Update (2/28): Per Andy Levin, Mountain’s column will not appear in the TAB this week.

The column is irresponsible fear-mongering. As we learned over-and-over, when you demonize a group, some rootless person listens, is activated, and takes deadly action. This week a gunman asked two Indians about their visa status and shot them, killing one.

The column is ignorant. The available evidence suggests that sanctuary cities are safer, for the obvious reason that undocumented immigrants are far likelier to engage with the police if they aren’t worried the police are going to deport them, which makes it easier for the police to do their job well.

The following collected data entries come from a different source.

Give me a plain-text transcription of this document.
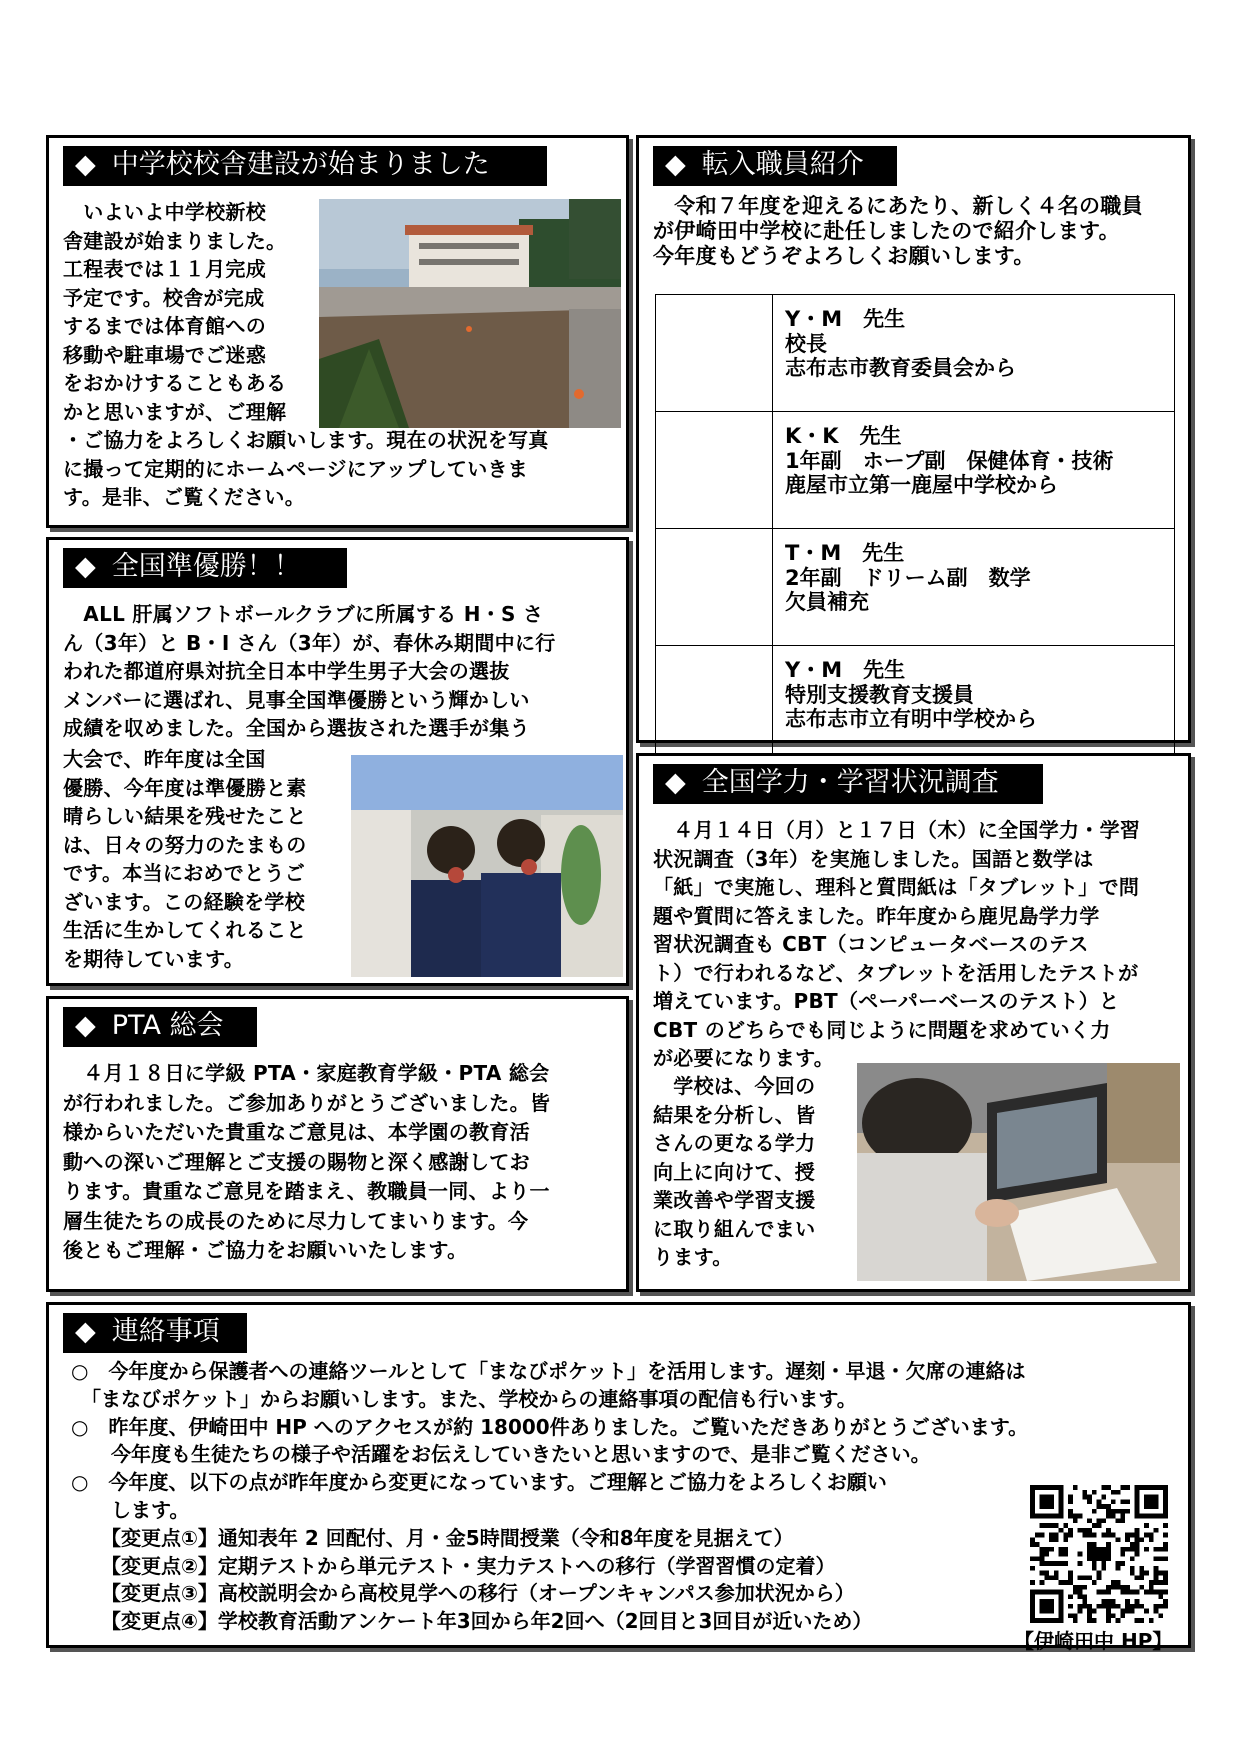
◆ 中学校校舎建設が始まりました
　いよいよ中学校新校
舎建設が始まりました。
工程表では１１月完成
予定です。校舎が完成
するまでは体育館への
移動や駐車場でご迷惑
をおかけすることもある
かと思いますが、ご理解
・ご協力をよろしくお願いします。現在の状況を写真
に撮って定期的にホームページにアップしていきま
す。是非、ご覧ください。
◆ 転入職員紹介
　令和７年度を迎えるにあたり、新しく４名の職員
が伊崎田中学校に赴任しましたので紹介します。
今年度もどうぞよろしくお願いします。

	Y・M　先生
校長
志布志市教育委員会から

	K・K　先生
1年副　ホープ副　保健体育・技術
鹿屋市立第一鹿屋中学校から

	T・M　先生
2年副　ドリーム副　数学
欠員補充

	Y・M　先生
特別支援教育支援員
志布志市立有明中学校から
◆ 全国準優勝！！
　ALL 肝属ソフトボールクラブに所属する H・S さ
ん（3年）と B・I さん（3年）が、春休み期間中に行
われた都道府県対抗全日本中学生男子大会の選抜
メンバーに選ばれ、見事全国準優勝という輝かしい
成績を収めました。全国から選抜された選手が集う
大会で、昨年度は全国
優勝、今年度は準優勝と素
晴らしい結果を残せたこと
は、日々の努力のたまもの
です。本当におめでとうご
ざいます。この経験を学校
生活に生かしてくれること
を期待しています。
◆ PTA 総会
　４月１８日に学級 PTA・家庭教育学級・PTA 総会
が行われました。ご参加ありがとうございました。皆
様からいただいた貴重なご意見は、本学園の教育活
動への深いご理解とご支援の賜物と深く感謝してお
ります。貴重なご意見を踏まえ、教職員一同、より一
層生徒たちの成長のために尽力してまいります。今
後ともご理解・ご協力をお願いいたします。
◆ 全国学力・学習状況調査
　４月１４日（月）と１７日（木）に全国学力・学習
状況調査（3年）を実施しました。国語と数学は
「紙」で実施し、理科と質問紙は「タブレット」で問
題や質問に答えました。昨年度から鹿児島学力学
習状況調査も CBT（コンピュータベースのテス
ト）で行われるなど、タブレットを活用したテストが
増えています。PBT（ペーパーベースのテスト）と
CBT のどちらでも同じように問題を求めていく力
が必要になります。
　学校は、今回の
結果を分析し、皆
さんの更なる学力
向上に向けて、授
業改善や学習支援
に取り組んでまい
ります。
◆ 連絡事項
○　今年度から保護者への連絡ツールとして「まなびポケット」を活用します。遅刻・早退・欠席の連絡は
　「まなびポケット」からお願いします。また、学校からの連絡事項の配信も行います。
○　昨年度、伊崎田中 HP へのアクセスが約 18000件ありました。ご覧いただきありがとうございます。
　　今年度も生徒たちの様子や活躍をお伝えしていきたいと思いますので、是非ご覧ください。
○　今年度、以下の点が昨年度から変更になっています。ご理解とご協力をよろしくお願い
　　します。
　　【変更点①】通知表年 2 回配付、月・金5時間授業（令和8年度を見据えて）
　　【変更点②】定期テストから単元テスト・実力テストへの移行（学習習慣の定着）
　　【変更点③】高校説明会から高校見学への移行（オープンキャンパス参加状況から）
　　【変更点④】学校教育活動アンケート年3回から年2回へ（2回目と3回目が近いため）
【伊崎田中 HP】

The column is exploitative. Mountain uses the 2011 tragedy of a Milford family — whose son, Matthew Denice, was killed in a gruesome crash by an Ecuadorian immigrant, Nicolas Guaman — to make the point that we need to fear brown immigrants. To be fair, the family is willing to be exploited, the mother having appeared on stage with Trump as an Angel Mom at the Republican National Convention last summer.

The column is flat wrong on the link between sanctuary city policy and Denice’s death. Mountain writes that the Guaman had previously been convicted for assault on a police officer. In fact, Guaman did not have a criminal record. There is no record of an incident that would have caused police to investigate Guaman’s immigration status.

The column is flat wrong on the politics and the policy. Mountain claims: “The Obama Administration had tied the hands of local and state police to prevent them from detaining or even reporting illegals to federal immigration authorities.” What Mountain is refering to, presumably**, is the federal Secure Communities program, a program initiated and piloted under the Bush (W.) administration. Under Secure Communities, local and state law enforcement run arrestee fingerprints through ICE databases, on top of FBI databases. The Bush administration recruited 14 local partners. Far from tying any hands, the Obama administration expanded the program to over a thousand jurisdictions. 

More importantly, because the connection to ICE begins with arrest processing, the Secure Communities program is irrelevant to Matthew Denice’s death.

When the Obama Administration came to the conclusion that the Secure Communities program was not effective in meeting its aim of reducing serious crime by undocumented immigrants, it shut down the program and shifted to prioritized deportations, focusing on serious criminals.

The Trump Administration has taken steps to revive the Secure Communities program and the president has issued an executive order relaxing the Obama administration’s focus on serious criminals and broadening the scope of immigrants the DHS can focus on to include immigrants with minor offenses or even no convictions. With a fixed number of current agents, broadening the scope inevitably means that enforcement efforts will target fewer and fewer serious criminals. (Adding more agents quickly is problematic, at best.)

Far from focusing on the so-called “bad hombres,” the Trump immigration policy gives immigration agencies incentive to round up not-dangerous undocumented immigrants with minor criminal records instead of the truly dangerous.

If Mountain is really interested in preventing death in the community, he could focus on the threatened repeal of the ACA, which is likely to lead to 40,000 more deaths per year. Or, he could call for investment in traffic safety. Death from vehicular-related crashes is up again for the second year in a row.

One suspects that making us safe is not Mountain’s objective. It’s keeping us white(r). Straight out of the handbook of racist demagoguery, Mountain is bringing attention to a single crime by a single person to demonize a disfavored group***.

Stirring up fear and hate. For shame.

*I don’t link to racist demagoguery. If you want to read it, you’ll have to find it yourself. Or look on your driveway tomorrow.
**I asked Mountain for clarification twice by email. He did not respond.
***h/t to @jbouie for the formulation.